As Ari Berman of The Nation writes on NPR.org, there are a plethora of reasons the budget process has ground to a halt.
“A mixture of Republican stubbornness and Democratic timidity has brought us to this point,” he writes. ” Democratic leaders could have passed a budget before the 2010 elections or during the lame-duck Congress, when they held large Congressional majorities, but by punting on the issue, they empowered the new House Republican majority, whose number-one issue in the 2010 election was cutting government spending.”
Republicans, for their part, have not helped matters by insisting on defunding programs that are dear to Democrats such as NPR and Planned Parenthood which are beyond trivial fiscally in terms of the federal budget. House Budget Committee Paul Ryan (R-Wis.) didn’t help matters by proposing a draconian 2012 that liberals argue robs from the poor to give to the rich. Democrats have done a good job of burying their heads in the sand about the $1.6 trilkion deficit. They largely ignored the advice of the Presidential Deficit Commission even though it was bipartisan.

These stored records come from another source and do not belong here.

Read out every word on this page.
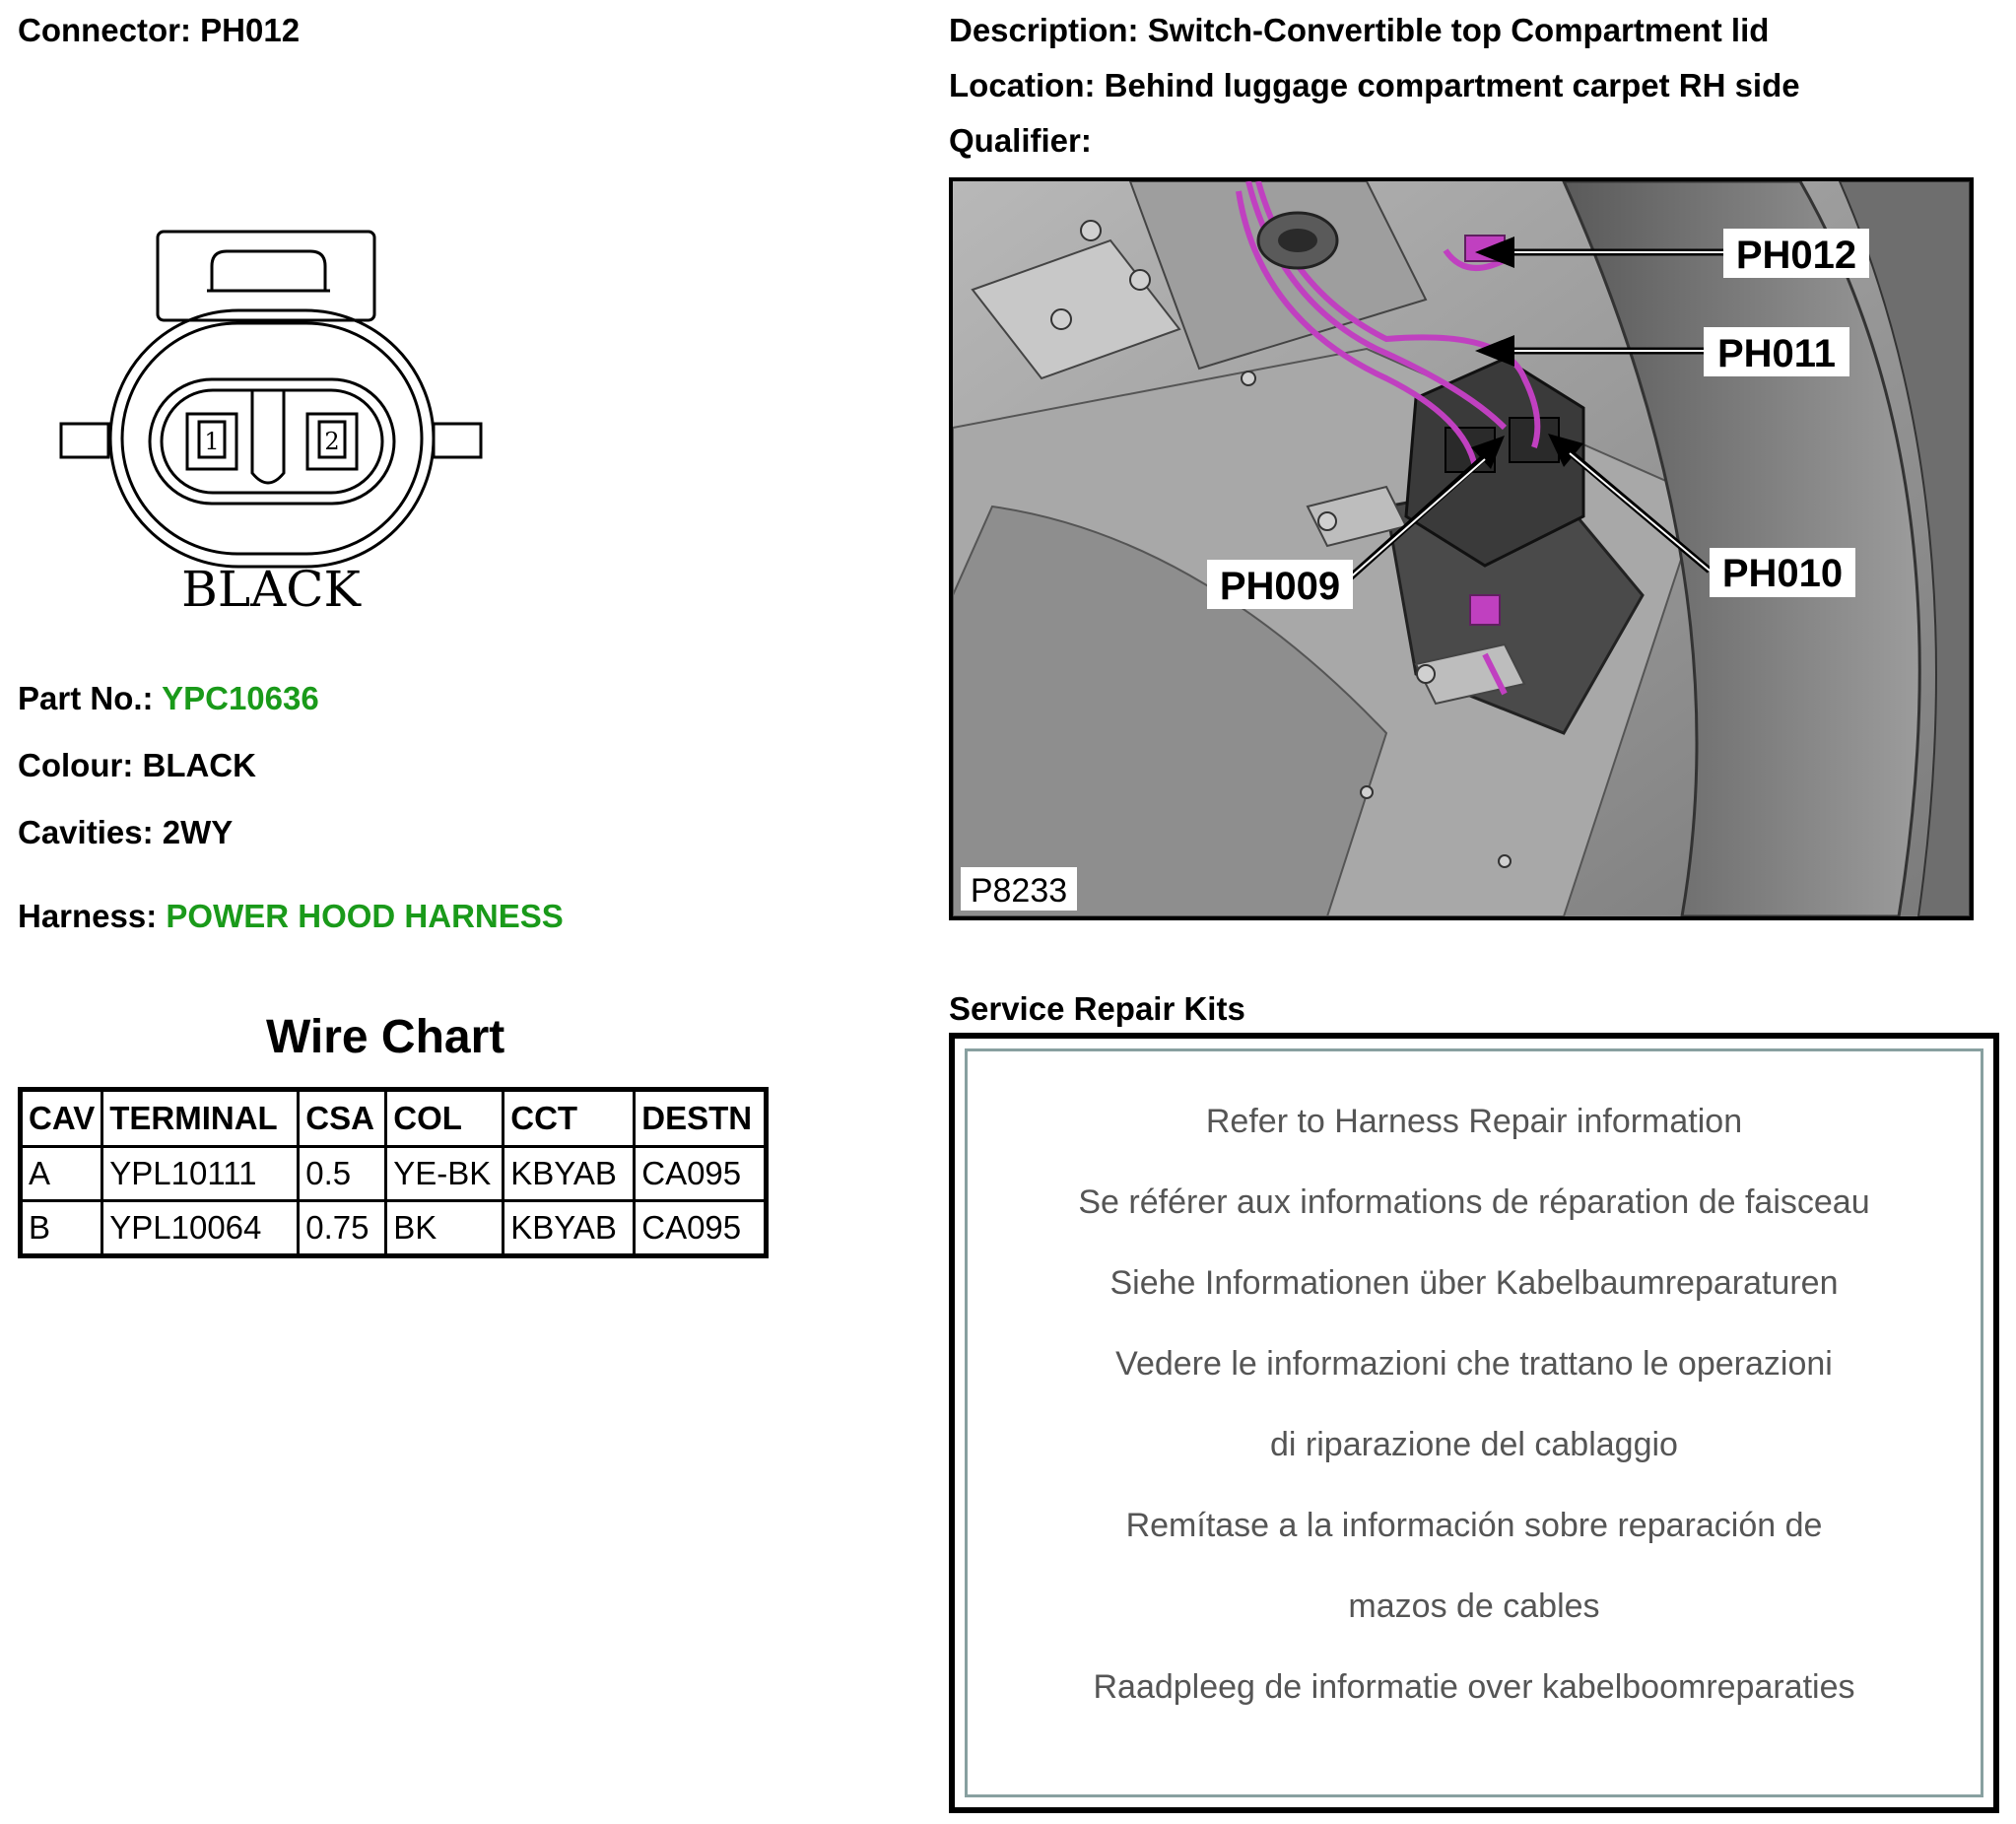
Connector: PH012	Description: Switch-Convertible top Compartment lid
Location: Behind luggage compartment carpet RH side
Qualifier:
1	2
BLACK
Part No.: YPC10636
Colour: BLACK
Cavities: 2WY
Harness: POWER HOOD HARNESS
Wire Chart
CAV	TERMINAL	CSA	COL	CCT	DESTN
A	YPL10111	0.5	YE-BK	KBYAB	CA095
B	YPL10064	0.75	BK	KBYAB	CA095
PH012
PH011
PH009	PH010
P8233
Service Repair Kits
Refer to Harness Repair information
Se référer aux informations de réparation de faisceau
Siehe Informationen über Kabelbaumreparaturen
Vedere le informazioni che trattano le operazioni
di riparazione del cablaggio
Remítase a la información sobre reparación de
mazos de cables
Raadpleeg de informatie over kabelboomreparaties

Ultimately, the solution to the budget impasse may be a simple. Why not have the federal government enact a 2 year budget. A few states, including Texas and Iowa, do it. Think of all the time and energy would be saved from hearing the same arguments on issues such as entitlement reform repeated year after year. Unfortunately, the idea is too sensible and will never see the light of day. Too many people make too much money and gain too many political points under the current dysfunctional budget model for it to be fixed.